Selon moi, des prestations contractuelles gratuites ne pourraient se concevoir que dans le cadre de la promotion d'un tourisme pour tous (économie sociale).
6. Merci
Vous êtes arrivé.e jusqu'ici et je me dois avant tout de vous remercier chaleureusement.
En premier lieu, pour votre persévérance : cet article est long, très long, mais il se voulait complet et le scinder n'avait aucun sens.
Deuxièmement, pour votre intérêt : je suis infiniment convaincue de la nécessité d'une réelle évolution du secteur, voire du caractère indispensable d'une véritable révolution. Qu'in fine vous choisissiez ou non d'adhérer à mon point de vue, votre intérêt témoigne au minimum d'une volonté de vous informer. À mes yeux, cet intérêt vous honore.
Troisièmement, pour votre compréhension : en dépit des précautions que j'ai tenté de prendre, vous avez peut-être été surpris.e, choqué.e par tel ou tel point, je rappelle donc que cet article n'a pas pour objectif de juger des individus et que ce blog n'a pas vocation de tribunal.
Quatrièmement , pour votre soutien, si vous choisissez de suivre ce dossier jusqu'à son terme. Sachez d'ores et déjà que votre retour constructif m'intéresse énormément.

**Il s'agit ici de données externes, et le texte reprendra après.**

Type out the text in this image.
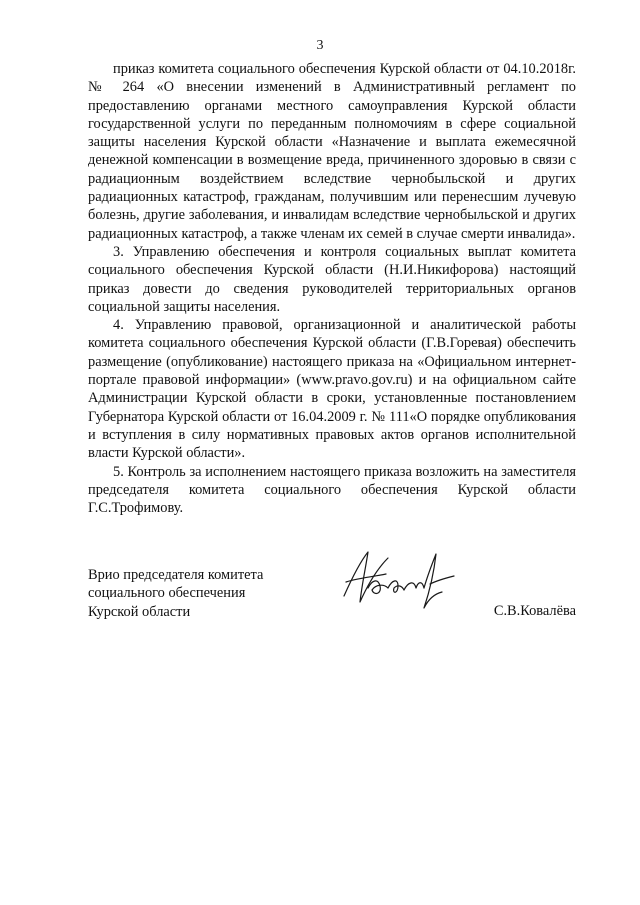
3

приказ комитета социального обеспечения Курской области от 04.10.2018г. № 264 «О внесении изменений в Административный регламент по предоставлению органами местного самоуправления Курской области государственной услуги по переданным полномочиям в сфере социальной защиты населения Курской области «Назначение и выплата ежемесячной денежной компенсации в возмещение вреда, причиненного здоровью в связи с радиационным воздействием вследствие чернобыльской и других радиационных катастроф, гражданам, получившим или перенесшим лучевую болезнь, другие заболевания, и инвалидам вследствие чернобыльской и других радиационных катастроф, а также членам их семей в случае смерти инвалида».

3. Управлению обеспечения и контроля социальных выплат комитета социального обеспечения Курской области (Н.И.Никифорова) настоящий приказ довести до сведения руководителей территориальных органов социальной защиты населения.

4. Управлению правовой, организационной и аналитической работы комитета социального обеспечения Курской области (Г.В.Горевая) обеспечить размещение (опубликование) настоящего приказа на «Официальном интернет-портале правовой информации» (www.pravo.gov.ru) и на официальном сайте Администрации Курской области в сроки, установленные постановлением Губернатора Курской области от 16.04.2009 г. № 111«О порядке опубликования и вступления в силу нормативных правовых актов органов исполнительной власти Курской области».

5. Контроль за исполнением настоящего приказа возложить на заместителя председателя комитета социального обеспечения Курской области Г.С.Трофимову.

Врио председателя комитета
социального обеспечения
Курской области	С.В.Ковалёва
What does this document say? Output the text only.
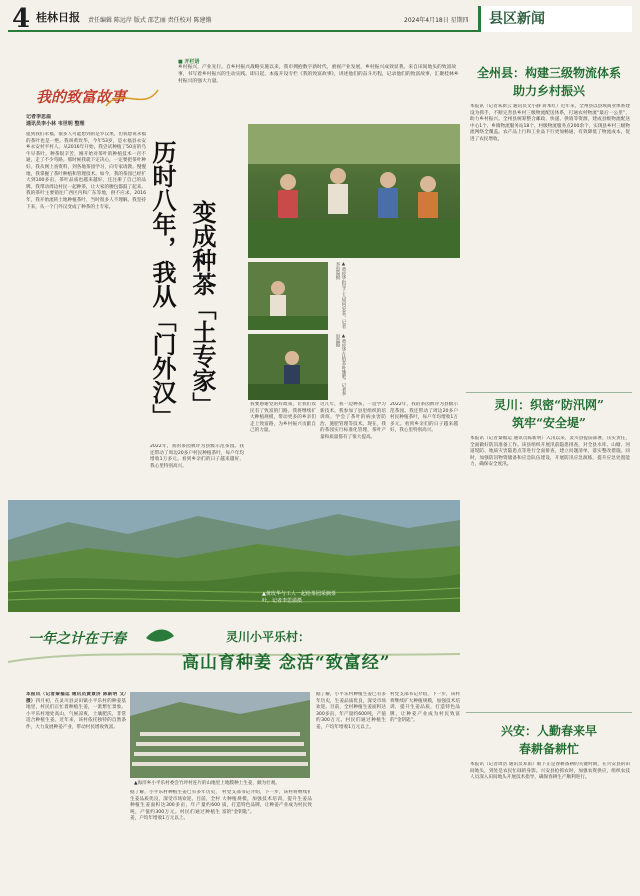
4 桂林日报 责任编辑 陈远岸 版式 邵艺丽 责任校对 陈建锵	2024年4月18日 星期四	县区新闻
我的致富故事
■ 开栏语
乡村振兴，产业先行。自乡村振兴战略实施以来，我市拥抱数字新时代，重视产业发展，乡村振兴成效显著。来自田间地头的致富故事，书写着乡村振兴的生动实践。即日起，本报开设专栏《我的致富故事》，讲述他们的奋斗历程，记录他们的致富故事，汇聚桂林乡村振兴的强大力量。
记者李思溢
通讯员李小林 韦世明 整理
提到我们永福，很多人可能想到的是罗汉果，但我想说永福的茶叶也是一绝。我叫黄玫华，今年53岁，是永福县永安乡永安村平村人。从2016年开始，我尝试种植了50亩的乌牛早茶叶。种茶很辛苦，刚开始对茶叶的种植技术一窍不通，走了不少弯路。那时候我就下定决心，一定要把茶叶种好。我从网上查资料，到各地茶园学习，向专家请教。慢慢地，我掌握了茶叶种植和管理技术。如今，我的茶园已经扩大到100多亩，茶叶品质也越来越好，还注册了自己的品牌。我带动周边村民一起种茶，让大家的腰包都鼓了起来。我的茶叶主要销往广西区内和广东等地，供不应求。2016年，我开始流转土地种植茶叶，当时很多人不理解。我坚持下来，从一个门外汉变成了种茶的土专家。	历时八年，我从「门外汉」 变成种茶「土专家」	▲黄玫华指导工人如何采茶。记者李思溢摄
▲黄玫华在给茶叶施肥。记者李思溢摄
我要感谢党的好政策，让我们农民有了致富的门路。我将继续扩大种植规模，带动更多的乡亲们走上致富路，为乡村振兴贡献自己的力量。
这几年，我一边种茶，一边学习新技术。我参加了县里组织的培训班，学会了茶叶的病虫害防治、施肥管理等技术。现在，我的茶园实行标准化管理，茶叶产量和质量都有了很大提高。
2022年，我的茶园被评为县级示范茶园。我还带动了周边20多户村民种植茶叶，每户年均增收1万多元。看到乡亲们的日子越来越好，我心里特别高兴。
2022年，我的茶园被评为县级示范茶园。我还带动了周边20多户村民种植茶叶，每户年均增收1万多元。看到乡亲们的日子越来越好，我心里特别高兴。
▲黄玫华与工人一起给茶园采摘茶叶。记者李思溢摄
一年之计在于春	灵川小平乐村：
高山育种姜 念活“致富经”
本报讯（记者秦福运 通讯员黄景济 陈新明 文/摄）四月初，在灵川县灵田镇小平乐村的种姜基地里，村民们正忙着种植生姜，一派繁忙景象。小平乐村地处高山，气候凉爽，土壤肥沃，非常适合种植生姜。近年来，该村依托独特的自然条件，大力发展种姜产业，带动村民增收致富。
▲海洋乡小平乐村委会竹坪村连片的山地里上地膜种上生姜，颇为壮观。
据了解，小平乐村种植生姜已有多年历史，生姜品质优良，深受市场欢迎。目前，全村种植生姜面积达300多亩，年产量约600吨，产值约300万元。村民们通过种植生姜，户均年增收1万元以上。
村党支部书记介绍，下一步，该村将继续扩大种植规模，加强技术培训，提升生姜品质，打造特色品牌，让种姜产业成为村民致富的“金钥匙”。
据了解，小平乐村种植生姜已有多年历史，生姜品质优良，深受市场欢迎。目前，全村种植生姜面积达300多亩，年产量约600吨，产值约300万元。村民们通过种植生姜，户均年增收1万元以上。
村党支部书记介绍，下一步，该村将继续扩大种植规模，加强技术培训，提升生姜品质，打造特色品牌，让种姜产业成为村民致富的“金钥匙”。
全州县：构建三级物流体系
助力乡村振兴
本报讯（记者朱新云 通讯员文小静 蒋本红）近年来，全州县以县域商业体系建设为抓手，不断完善县乡村三级物流配送体系，打通农村物流“最后一公里”，助力乡村振兴。全州县统筹整合邮政、快递、供销等资源，建成县级物流配送中心1个、乡镇物流服务站18个、村级物流服务点200余个，实现县乡村三级物流网络全覆盖。农产品上行和工业品下行更加畅通，有效降低了物流成本，促进了农民增收。
灵川：织密“防汛网”
筑牢“安全堤”
本报讯（记者秦福运 通讯员陈新明）入汛以来，灵川县提前部署，压实责任，全面做好防汛准备工作。该县组织开展汛前隐患排查，对全县水库、山塘、河道堤防、地质灾害隐患点等进行全面排查，建立问题清单，落实整改措施。同时，加强防汛物资储备和应急队伍建设，开展防汛应急演练，提升应急处置能力，确保安全度汛。
兴安：人勤春来早
春耕备耕忙
本报讯（记者周浩 通讯员邓雨）眼下正是春耕备耕的关键时期，在兴安县的田间地头，到处是农民忙碌的身影。兴安县抢抓农时，加强农资供应，组织农技人员深入田间地头开展技术指导，确保春耕生产顺利进行。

Enfin, sans doute n'aurais-je pas eu le courage ni de rédiger ni de publier ce dossier, si je n'avais pas assisté à la remise des trophées, lors du dernier Salon des blogueurs, à Lille, en avril dernier.
Lors des discours des nominés, j'ai en effet été particulièrement touchée par la passion intacte, l'authenticité, l'humilité et les convictions profondes qui émanaient de la présentation de Valentine, fondatrice du blog Awwway.ch , Olivia, fondatrice de La fille de l'Encre, Alexandra, fondatrice de Itinera Magica, et Julien , fondateur de Sentiers du Phoenix.
Sans le savoir, chacun avec leur personnalité propre, ils ont ensemble décuplé mon enthousiasme et mon envie de promouvoir le tourisme moderne dans un contexte plus sain, plus transparent, plus humain et responsable. Je les en remercie très sincèrement et espère qu'ils ne m'en voudront pas de les mettre à l'honneur ici.
Que l'on soit voyageur, blogueur, influenceur, journaliste de voyage, destination ou marque , il nous appartient à tous de préparer le tourisme de demain.